In an attempt to enforce copyright protection, Sony BMG developed a rootkit that surreptitiously installed XCP (Extended Copy Protection) or MediaMax CD-3 software when music CDs were played on a PC. Poorly designed, the software opened holes in the Windows OS, facilitating infection by viruses and causing other system problems. Mark Russinovich, now a technical fellow at Microsoft, discovered the rootkit's behavior, which he then announced on his blog. The resulting furor and further illustrations of the fallout of the rootkit led Sony BMG to recall the CDs and issue a removal program. Unfortunately, the removal program was equally poorly designed, leading to additional privacy and security concerns, as documented by Russinovich.
This incident awoke two groups to the potency of Windows rootkits: crackers and professional criminals who break into computers on the one side, and the companies who create software to protect systems on the other. Already entrenched in a high-stakes battle over malware, the two camps now had a new, potentially more damaging front on which to contend. The Computer Economics 2005 Malware Report, the organization's latest, put the cost of malware in 2005 at $14.2 billion. The ability of malware authors to hide their scripts from anti-virus software's capability of automatically detecting, protecting, and eradicating most malware would only serve to escalate the stakes, especially as malware authors' motivation "continued to shift from a general desire to inflict damage to an intent to gain financially, through theft of personal information such as credit card data or by gaining access to financial accounts," according to the survey.

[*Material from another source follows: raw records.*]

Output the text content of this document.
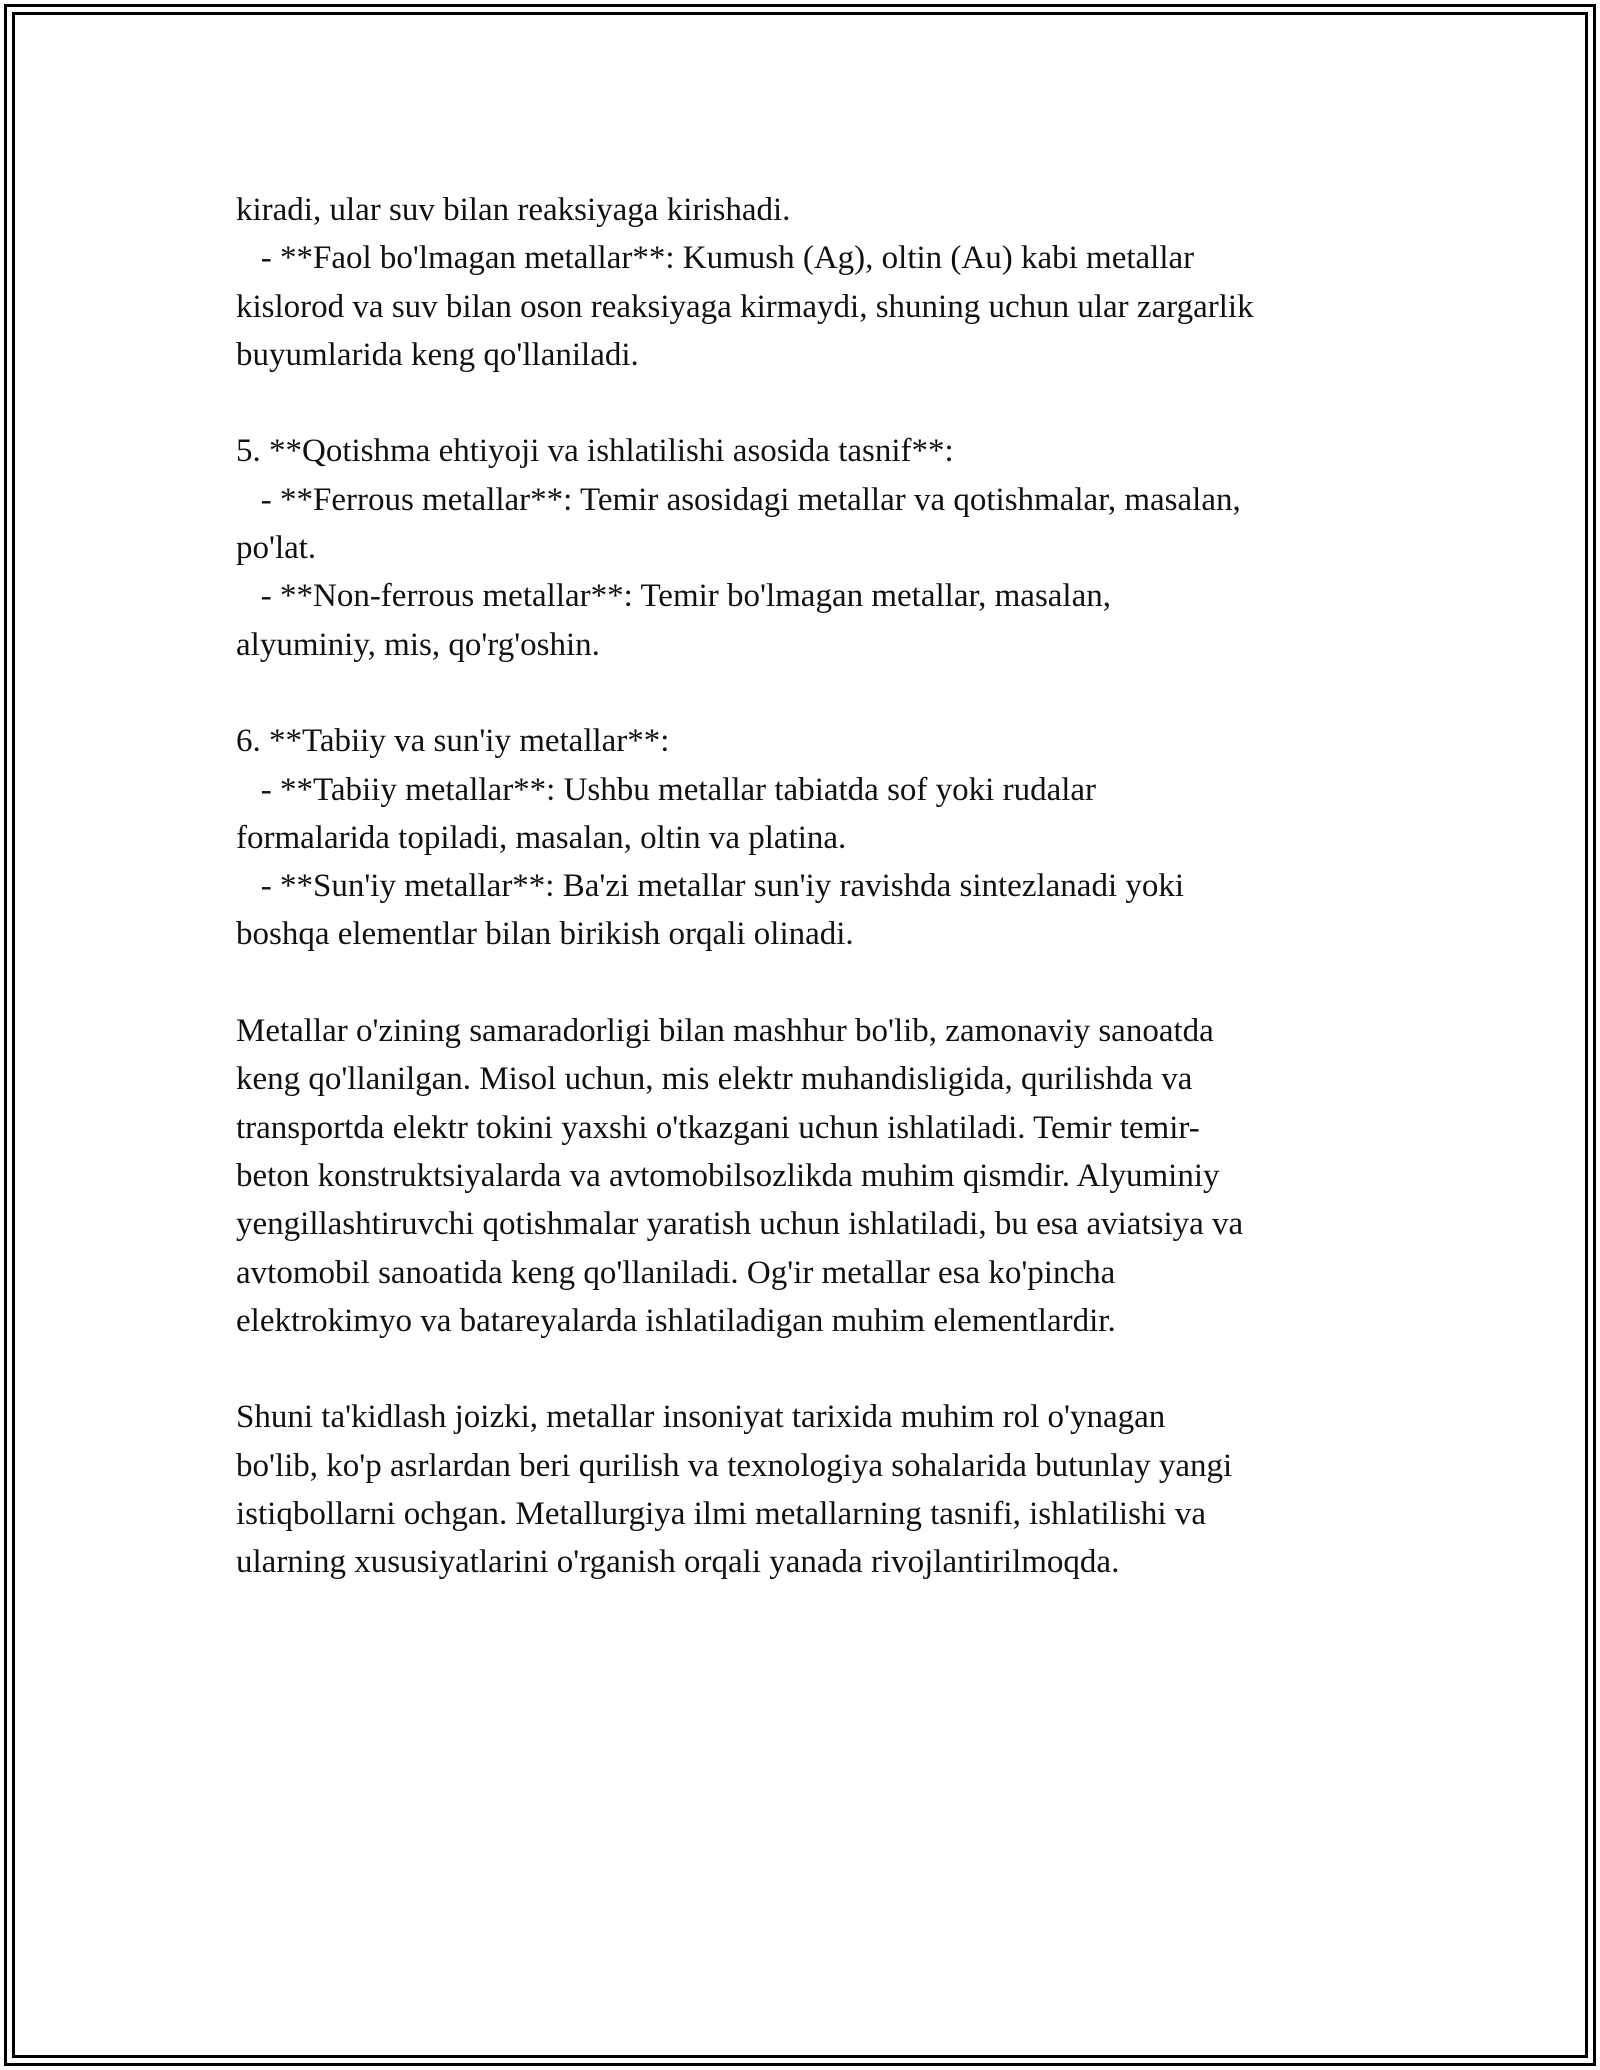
kiradi, ular suv bilan reaksiyaga kirishadi.
- **Faol bo'lmagan metallar**: Kumush (Ag), oltin (Au) kabi metallar
kislorod va suv bilan oson reaksiyaga kirmaydi, shuning uchun ular zargarlik
buyumlarida keng qo'llaniladi.
5. **Qotishma ehtiyoji va ishlatilishi asosida tasnif**:
- **Ferrous metallar**: Temir asosidagi metallar va qotishmalar, masalan,
po'lat.
- **Non-ferrous metallar**: Temir bo'lmagan metallar, masalan,
alyuminiy, mis, qo'rg'oshin.
6. **Tabiiy va sun'iy metallar**:
- **Tabiiy metallar**: Ushbu metallar tabiatda sof yoki rudalar
formalarida topiladi, masalan, oltin va platina.
- **Sun'iy metallar**: Ba'zi metallar sun'iy ravishda sintezlanadi yoki
boshqa elementlar bilan birikish orqali olinadi.
Metallar o'zining samaradorligi bilan mashhur bo'lib, zamonaviy sanoatda
keng qo'llanilgan. Misol uchun, mis elektr muhandisligida, qurilishda va
transportda elektr tokini yaxshi o'tkazgani uchun ishlatiladi. Temir temir-
beton konstruktsiyalarda va avtomobilsozlikda muhim qismdir. Alyuminiy
yengillashtiruvchi qotishmalar yaratish uchun ishlatiladi, bu esa aviatsiya va
avtomobil sanoatida keng qo'llaniladi. Og'ir metallar esa ko'pincha
elektrokimyo va batareyalarda ishlatiladigan muhim elementlardir.
Shuni ta'kidlash joizki, metallar insoniyat tarixida muhim rol o'ynagan
bo'lib, ko'p asrlardan beri qurilish va texnologiya sohalarida butunlay yangi
istiqbollarni ochgan. Metallurgiya ilmi metallarning tasnifi, ishlatilishi va
ularning xususiyatlarini o'rganish orqali yanada rivojlantirilmoqda.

The greater emphasis on mobility in the enterprise has certainly contributed to the increasing likelihood of infection with cloaked malware. So too are the various unpatched security holes in Microsoft Windows and related products, which provide access for automated rootkit installation. The proliferation of rootkits -- which are used to cloak files on disks, system hooks, and processes running on systems -- is alarming, as spyware developers and malware authors are creating bot networks that use rootkits to evade detection, hiding not only the malware but also what information is being obtained. Some of the more sophisticated rootkits even modify and corrupt Windows APIs. (For more detailed information on rootkits, visit rootkit.com or read Greg Hoglund and Jamie Butler's Rootkits: Subverting the Windows Kernel.)
Part of what's fueling the proliferation of rootkits is the ease with which they can be implemented.
"It has definitely ramped up over the last year and a half to two years," says Butler, principal software engineer at MANDIANT. "It has gotten very easy for malware authors to cut and paste these technologies into their code set to maintain a presence on the machine."